Ada pertanyaan, bagaimana kampus yang berdiri di atas lahan hibah Raja Yogyakarta Hamengkubuwono IX itu bisa melahirkan banyak calon pemimpin nasional? Sejauh mana peran perguruan tinggi ini dalam mencetak kader-kader bangsa yang tampil dalam kancah nasional? Apakah ini kesengajaan atau kecelakaan?
Bahwa UGM secara sengaja ingin mencetak para calon presiden pasti tidak. Karena perguruan tinggi bukan tempat menggembleng kader-kader politik. Partai politik yang semestinya menjadi tempat menempa calon pemimpin politik.
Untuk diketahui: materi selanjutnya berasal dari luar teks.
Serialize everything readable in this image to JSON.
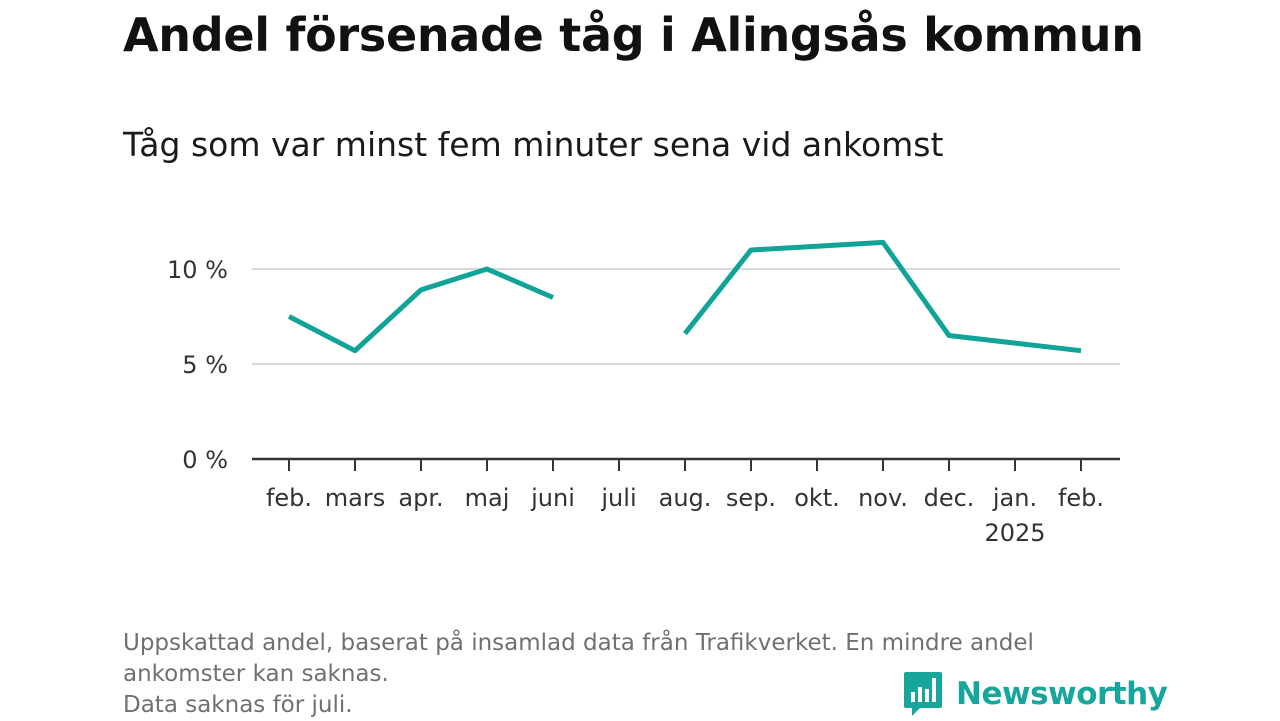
{
  "title": "Andel försenade tåg i Alingsås kommun",
  "subtitle": "Tåg som var minst fem minuter sena vid ankomst",
  "footnote": {
    "line1": "Uppskattad andel, baserat på insamlad data från Trafikverket. En mindre andel",
    "line2": "ankomster kan saknas.",
    "line3": "Data saknas för juli."
  },
  "brand": {
    "name": "Newsworthy",
    "icon": "bar-chart-speech-bubble-icon",
    "color": "#17a69b"
  },
  "colors": {
    "line": "#10a398",
    "grid": "#d9d9d9",
    "axis": "#333333"
  },
  "chart_data": {
    "type": "line",
    "categories": [
      "feb.",
      "mars",
      "apr.",
      "maj",
      "juni",
      "juli",
      "aug.",
      "sep.",
      "okt.",
      "nov.",
      "dec.",
      "jan.",
      "feb."
    ],
    "category_sublabels": [
      "",
      "",
      "",
      "",
      "",
      "",
      "",
      "",
      "",
      "",
      "",
      "2025",
      ""
    ],
    "series": [
      {
        "values": [
          7.5,
          5.7,
          8.9,
          10.0,
          8.5,
          null,
          6.6,
          11.0,
          11.2,
          11.4,
          6.5,
          6.1,
          5.7
        ]
      }
    ],
    "yticks": [
      0,
      5,
      10
    ],
    "ytick_labels": [
      "0 %",
      "5 %",
      "10 %"
    ],
    "ylim": [
      0,
      10
    ],
    "grid": true,
    "legend": "none"
  }
}
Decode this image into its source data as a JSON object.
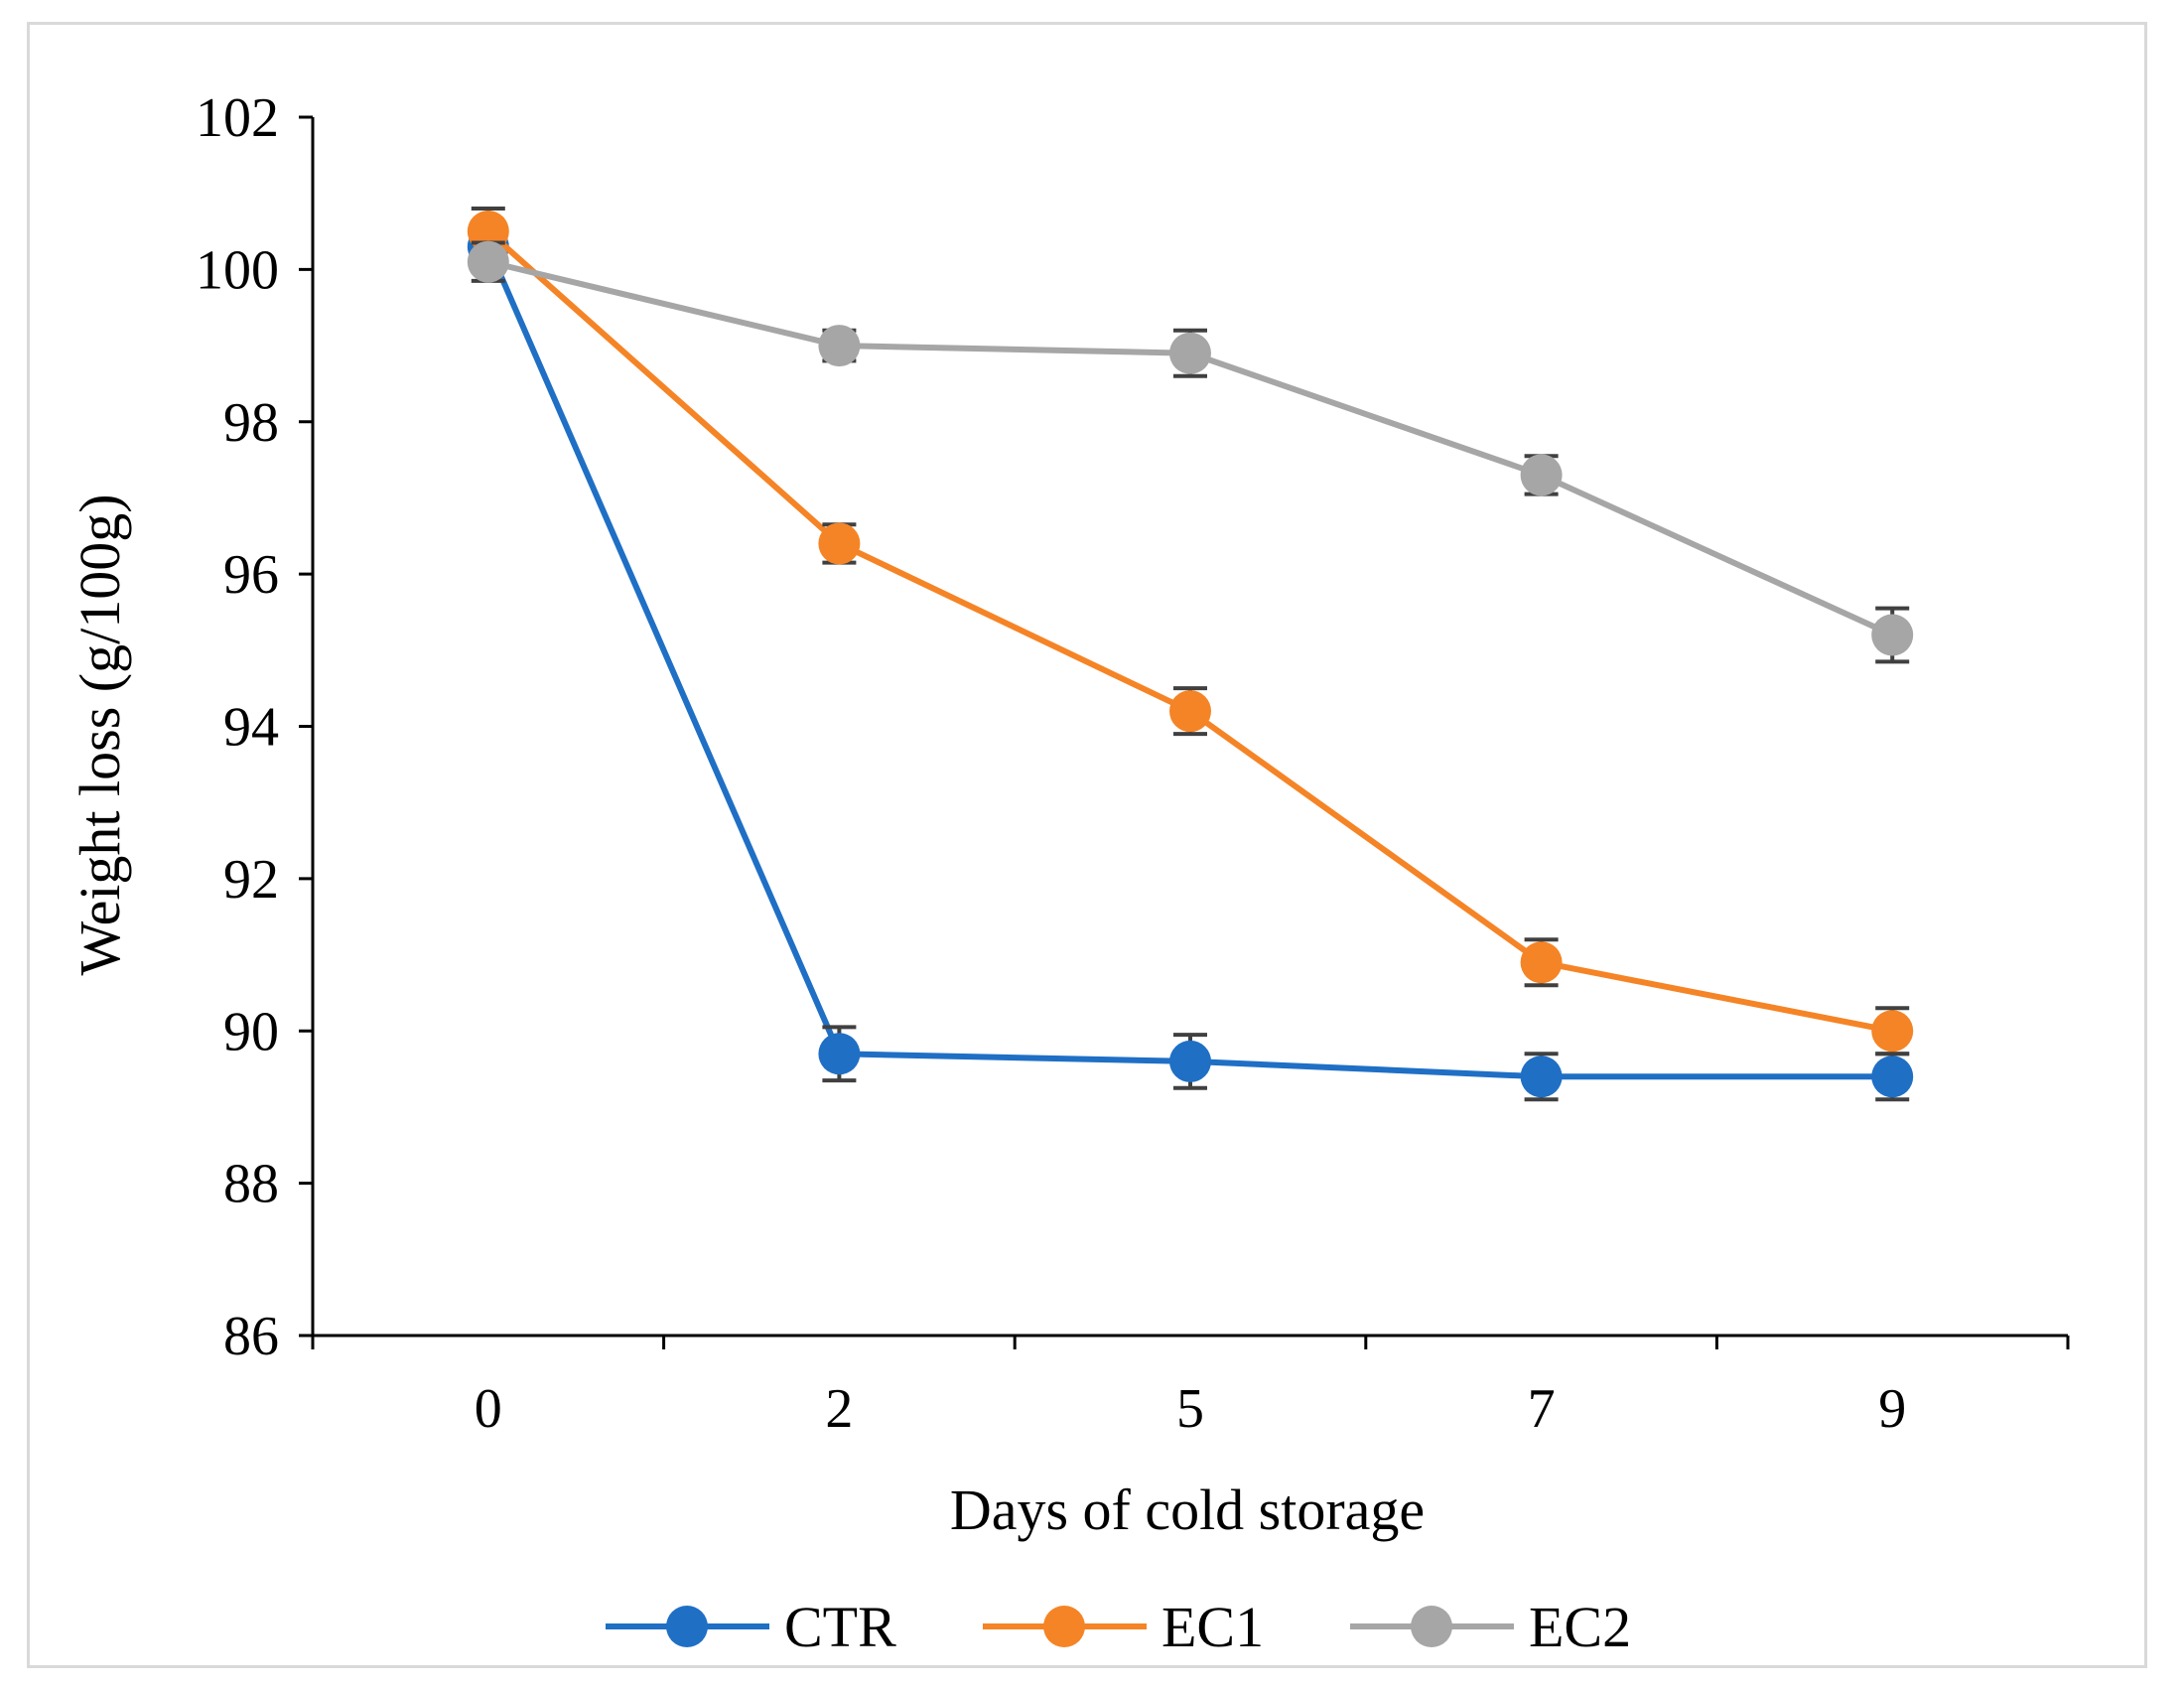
{
  "chart_data": {
    "type": "line",
    "title": "",
    "xlabel": "Days of cold storage",
    "ylabel": "Weight loss (g/100g)",
    "categories": [
      "0",
      "2",
      "5",
      "7",
      "9"
    ],
    "ylim": [
      86,
      102
    ],
    "yticks": [
      "86",
      "88",
      "90",
      "92",
      "94",
      "96",
      "98",
      "100",
      "102"
    ],
    "grid": false,
    "legend_position": "bottom",
    "error_bars": true,
    "series": [
      {
        "name": "CTR",
        "color": "#1f6fc5",
        "values": [
          100.3,
          89.7,
          89.6,
          89.4,
          89.4
        ],
        "errors": [
          0.3,
          0.35,
          0.35,
          0.3,
          0.3
        ]
      },
      {
        "name": "EC1",
        "color": "#f58426",
        "values": [
          100.5,
          96.4,
          94.2,
          90.9,
          90.0
        ],
        "errors": [
          0.3,
          0.25,
          0.3,
          0.3,
          0.3
        ]
      },
      {
        "name": "EC2",
        "color": "#a6a6a6",
        "values": [
          100.1,
          99.0,
          98.9,
          97.3,
          95.2
        ],
        "errors": [
          0.25,
          0.2,
          0.3,
          0.25,
          0.35
        ]
      }
    ]
  }
}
Perguruan tinggi hanya mengajarkan ilmu pengetahuan dan ikut membentuk karakter seseorang.
Karena itu, perguruan tinggi selalu bebas dari jagat politik. Meski bukan berarti imun atau kebal dari percaturan politik. Perguruan tinggi pada dasarnya memproduksi pemikiran. Melahirkan banyak paradigma, teori dan konsep. Semua itu yang kemudian mengejawantah dalam realitas sosial melalui kebijakan lewat politisi.
Tapi tidak bisa diingkari, banyak perguruan tinggi di luar negeri yang dikenal menghasilkan banyak pemimpin politik. Misalnya, University of Oxford di Inggris. Perguruan tinggi tua ini dikenal sebagai produsen perdana menteri Inggris. Raja Yordania Abdullah juga lulusan dari sini.
Alumnus Oxford juga dikenal loyal kepada almamaternya. Banyak kontribusi yang diberikan mereka kepada perguruan tinggi yang pernah mendidiknya. Sebulan lalu, saat berkunjung ke Universitas of Oxford, saya ditunjukkan taman kampus yang dibangun Raja Abdullah.
Ada dua hal yang bisa diduga tentang perguruan tinggi gudang calon pemimpin. Mereka mempunyai aliran pemikiran yang khas dan menonjol. Juga mempunyai pemihakan yang tinggi kepada persoalan di lingkungannya. Peduli terhadap problem masyarakat. Kedua, komitmen dalam menjaga tradisi dan etik. Baik etika akademik dan kemasyarakatan.
UGM dikenal sebagai kampus yang terus berusaha konsisten dalam dua hal tersebut. Ketika ekonomi Indonesia cenderung pada arus utama liberalisme-kapitalisme, kampus ini mengenalkan konsep dan teori ekonomi Pancasila. Dengan Prof Dr Mubyarto sebagai pelopornya. Juga punya perhatian besar terhadap pembangunan desa. Bahkan, sempat mendapat julukan Kampus Ndeso.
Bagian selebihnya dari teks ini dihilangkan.